This story was produced by Crosscut as part of the Homeless in Seattle media blitz.
On November 2, citing the thousands of people sleeping in the streets, 45 of whom died in 2015 alone, Seattle Mayor Ed Murray and King County Executive Dow Constantine declared a state of emergency around the issue of homelessness. The move gave them sweeping executive powers and occasion to free up millions of dollars to combat the problem. Murray has used the powers afforded him under the declaration to establish sanctioned homeless encampments and a parking lot for people who live in their cars, both of which normally require more vetting through the city’s land-use and zoning channels.
And to date, local governments have committed $6 million of $7.3 million in one-time emergency funding to the fight. According to the most recent report from the Seattle Human Services Department, the city has added 377 new beds to local shelters and made nearly 500 outreach visits to homeless encampments. “We’re seeing more people being served because of these dollars that weren’t being served before,” says Emily Nolan, project manager for HSD.
The mayor’s office says the state of emergency is ongoing, and does not have a fixed end date. But to most Seattleites, the streets remain crowded. And a look behind the scenes reveals that the city’s outreach efforts have run up against some harsh realities. To start, data collection on outreach is a challenge, a point HSD concedes. Therefore, measuring impact is also a challenge. Between January 1 and June 17, more than 1,000 people have been contacted through outreach visits, but fewer than 100 accepted referrals to shelters or sanctioned homeless encampments—and of those, outreach workers didn’t necessarily walk them to the door.
Of the people approached, 461 were ineligible for shelter, including 93 due to substance use and 79 for issues related to mental health. Others cited having too many belongings or because they lived with family or pets. (Most shelters segregate people by sex, and few allow animals.) Seven hundred and seventy-two declined the offer of shelter because they’d had negative experiences with the shelter system, becasue they preferred to stick with friends or family, or due to privacy concerns.
“It’s cleaner out here,” explains Abdul Toumbo, a homeless veteran sitting on a cooler near Eighth Avenue and King Street near the tent where he has lived for roughly a year. “There aren’t any bedbugs … I can’t be around a lot of people, especially a lot of people that have mental issues too,” he adds, admitting that he has struggled with drug addiction. “I just can’t deal with the bickering and the stealing.”
Toumbo has connected with REACH, an outreach and case-management service that has received more support from the city under the state of emergency. He also says he’s been seeing more teams lately, and REACH is working with him to find permanent housing. But in a larger sense, Toumbo demonstrates the city’s need to address the underlying causes of homelessness—especially drug rehab, including his own—and how those needs will remain unaddressed by the city’s emergency efforts. While HSD does fund systemic work out of its normal operating budget, the emergency funding is largely dedicated to acute need.
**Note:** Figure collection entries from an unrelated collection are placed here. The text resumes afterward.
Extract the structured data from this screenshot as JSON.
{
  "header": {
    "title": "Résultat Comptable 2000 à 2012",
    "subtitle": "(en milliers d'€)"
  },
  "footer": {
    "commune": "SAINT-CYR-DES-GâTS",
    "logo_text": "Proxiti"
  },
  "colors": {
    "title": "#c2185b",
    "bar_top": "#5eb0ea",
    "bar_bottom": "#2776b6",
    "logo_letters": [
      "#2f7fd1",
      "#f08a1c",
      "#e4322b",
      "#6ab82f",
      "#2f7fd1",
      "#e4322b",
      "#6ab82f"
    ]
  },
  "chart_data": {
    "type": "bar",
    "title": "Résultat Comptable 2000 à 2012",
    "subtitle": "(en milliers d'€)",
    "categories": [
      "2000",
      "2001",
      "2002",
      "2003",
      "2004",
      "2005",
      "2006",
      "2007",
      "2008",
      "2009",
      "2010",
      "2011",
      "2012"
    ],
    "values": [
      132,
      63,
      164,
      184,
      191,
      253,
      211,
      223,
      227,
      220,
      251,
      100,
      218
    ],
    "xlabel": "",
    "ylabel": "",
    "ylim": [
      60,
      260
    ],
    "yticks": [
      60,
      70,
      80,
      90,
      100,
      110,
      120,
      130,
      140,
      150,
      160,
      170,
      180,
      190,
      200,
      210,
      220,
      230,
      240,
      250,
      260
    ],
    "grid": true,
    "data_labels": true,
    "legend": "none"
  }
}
From the beginning, Murray has said the city can’t solve these problems alone. Since the emergency declaration, President Obama has promised to add $1 billion to his next budget to fight the opioid epidemic, and another $5.5 billion in homeless assistance. The state legislature increased funding for homeless services last session, although far less than many had hoped. It’s progress, but there are still enormous gaps. And there is more Murray could do, if he so chose. By declaring a state of emergency, the mayor takes the reins of the police department. He won’t, but he could also theoretically call curfews, close businesses, shut off utilities, and ban the sale and possession of firearms in the city.
“I wish he was using more of the [emergency] order,” says former City Council member Nick Licata. As an example, he points to the mayor’s recent move to establish a 24-hour one-stop shop for the homeless—a replica of San Francisco’s Navigation Center. The mayor will issue a request for proposal (RFP), which is required under normal circumstances to give contractors an equal shot at getting the contract.
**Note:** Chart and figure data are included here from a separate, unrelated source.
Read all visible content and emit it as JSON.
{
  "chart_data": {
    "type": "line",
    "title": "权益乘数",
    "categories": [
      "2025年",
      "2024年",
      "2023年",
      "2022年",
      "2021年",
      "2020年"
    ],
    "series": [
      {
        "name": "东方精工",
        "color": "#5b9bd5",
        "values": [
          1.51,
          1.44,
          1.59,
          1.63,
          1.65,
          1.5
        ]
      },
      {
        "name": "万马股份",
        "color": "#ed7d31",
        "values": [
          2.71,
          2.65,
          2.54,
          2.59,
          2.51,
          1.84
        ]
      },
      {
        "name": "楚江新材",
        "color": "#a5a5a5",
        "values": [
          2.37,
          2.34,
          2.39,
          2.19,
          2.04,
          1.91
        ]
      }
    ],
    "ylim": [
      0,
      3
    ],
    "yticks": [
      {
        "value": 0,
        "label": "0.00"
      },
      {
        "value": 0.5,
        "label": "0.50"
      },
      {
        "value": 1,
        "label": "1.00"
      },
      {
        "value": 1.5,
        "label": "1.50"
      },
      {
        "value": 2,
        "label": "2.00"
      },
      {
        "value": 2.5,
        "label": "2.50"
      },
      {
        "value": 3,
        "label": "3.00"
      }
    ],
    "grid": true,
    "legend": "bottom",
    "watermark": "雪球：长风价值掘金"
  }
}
Licata says skip it. “Bring one or two people up from San Francisco … and get something up and running within two months,” he says. (Murray’s office rejected the idea in an e-mail, saying that circumventing the RFP process would deprive the city of options to choose from when designing a project.)
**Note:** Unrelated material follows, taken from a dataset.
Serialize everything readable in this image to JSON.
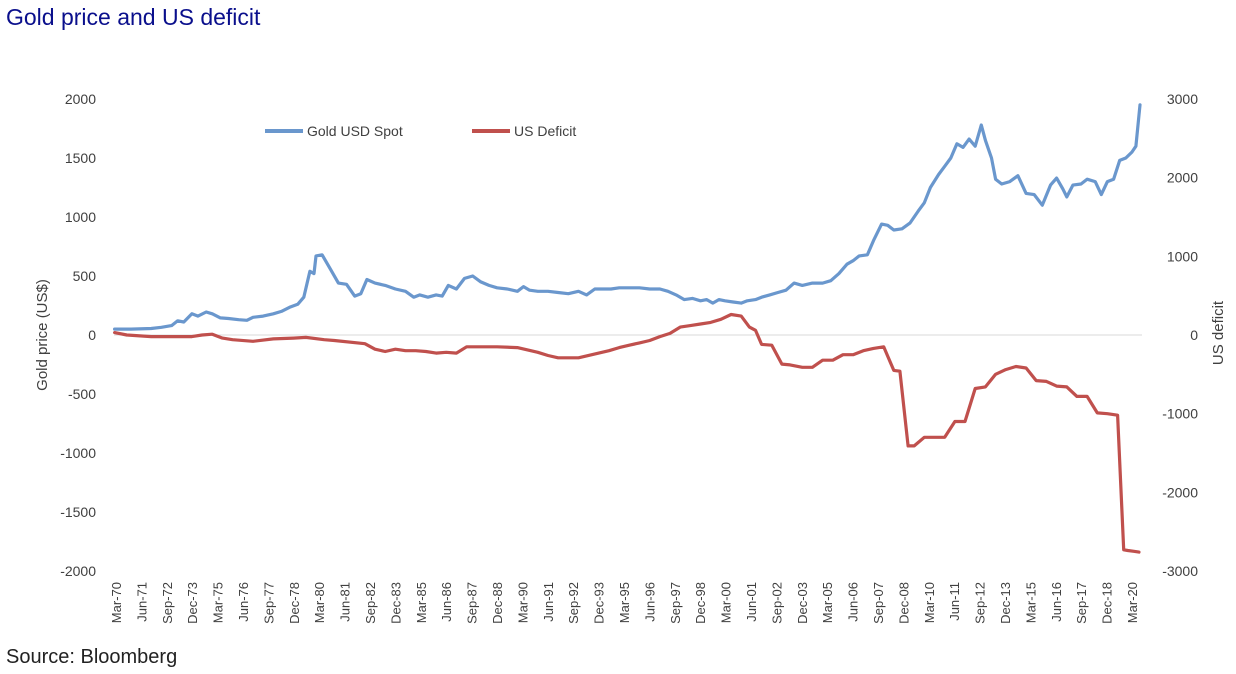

The declaration has sent the city into uncharted territory. When states of emergency were declared after the 2001 Nisqually earthquake and the 1999 WTO protests, they addressed acute needs with clear goals and end dates. Homelessness has proven more complex.
In January, two months after the emergency declaration, volunteers counted over 4,500 people living on the streets of King County, nearly 3,000 of them in Seattle. Already in 2016, 25 homeless people have died in King County, according to the Homelessness Remembrance Project, a network of homeless people. That’s more than all the homicides Seattle sees in a year.
All this puts Murray and the City Council in an awkward position. The mayor is using his executive powers only sparingly, to limited effect—yet ending the state of emergency would imply that the emergency has ended. Clearly, it hasn’t.